Der wichtigste USP ist eine glasklare Spezialisierung – auf Objekttyp (Villa, Mehrfamilienhaus, Denkmal), Zielgruppe (Investoren, Erben, Auswanderer) oder Region. Generalisten haben es im umkämpften Markt schwer.

  • Spezialisierung schlägt Generalismus
  • Messbarer Mehrwert (Verkaufszeit, Preis, Netzwerk)
  • Trust-Anker durch Referenzen

Welche Preisstrategie funktioniert im Premium-Segment am besten?

Im Premium-Segment dominiert die klassische Erfolgsprovision (2,38–3,57 %), oft kombiniert mit einem Beratungs-Retainer. Festpreise wirken im Luxussegment unprofessionell und mindern den wahrgenommenen Wert.

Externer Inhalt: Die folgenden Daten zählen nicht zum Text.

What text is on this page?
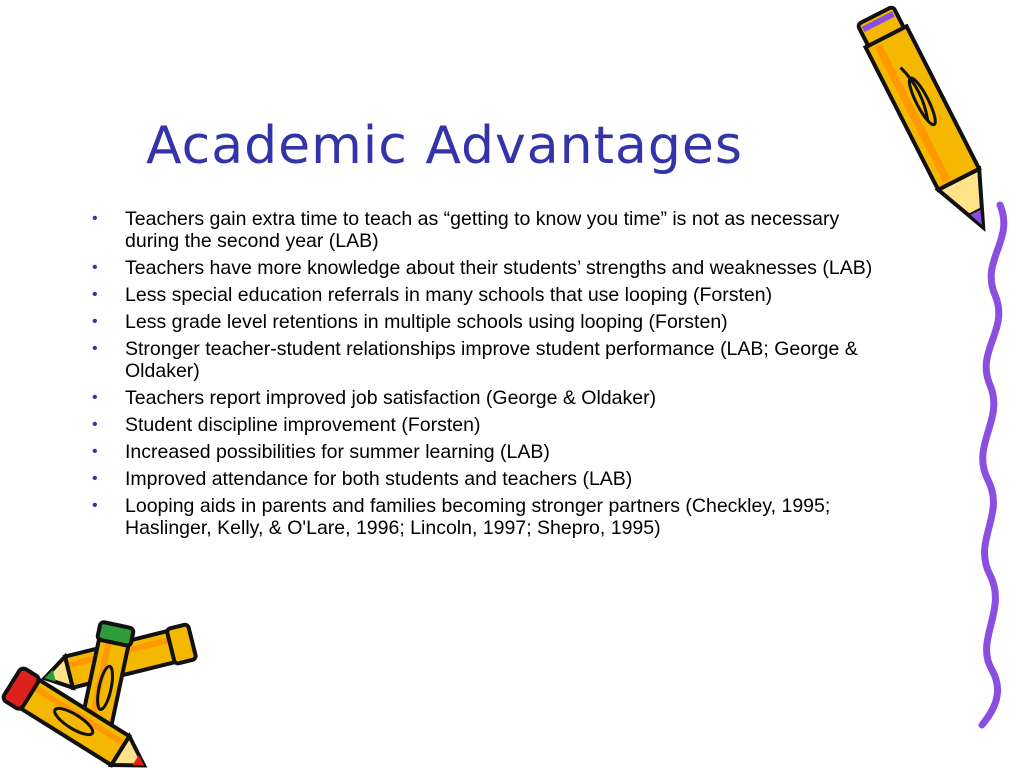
Academic Advantages
•	Teachers gain extra time to teach as “getting to know you time” is not as necessary during the second year (LAB)
•	Teachers have more knowledge about their students’ strengths and weaknesses (LAB)
•	Less special education referrals in many schools that use looping (Forsten)
•	Less grade level retentions in multiple schools using looping (Forsten)
•	Stronger teacher-student relationships improve student performance (LAB; George & Oldaker)
•	Teachers report improved job satisfaction (George & Oldaker)
•	Student discipline improvement (Forsten)
•	Increased possibilities for summer learning (LAB)
•	Improved attendance for both students and teachers (LAB)
•	Looping aids in parents and families becoming stronger partners (Checkley, 1995; Haslinger, Kelly, & O'Lare, 1996; Lincoln, 1997; Shepro, 1995)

  • Erfolgsprovision: 2,38–3,57 %
  • Optional Beratungs-Retainer: 5.000–15.000 €
  • Festpreise vermeiden im Premium-Bereich

Wie wichtig sind Off-Market-Vermarktung und Pre-Marketing?

Im Segment ab 1,5 Mio. € sind 30–50 % aller Transaktionen Off-Market oder Pre-Market. Diskretion, Eigentümerschutz und gezielte Käuferansprache schlagen breite öffentliche Inserate. Ein gepflegtes CRM mit qualifizierten Investoren ist Gold wert.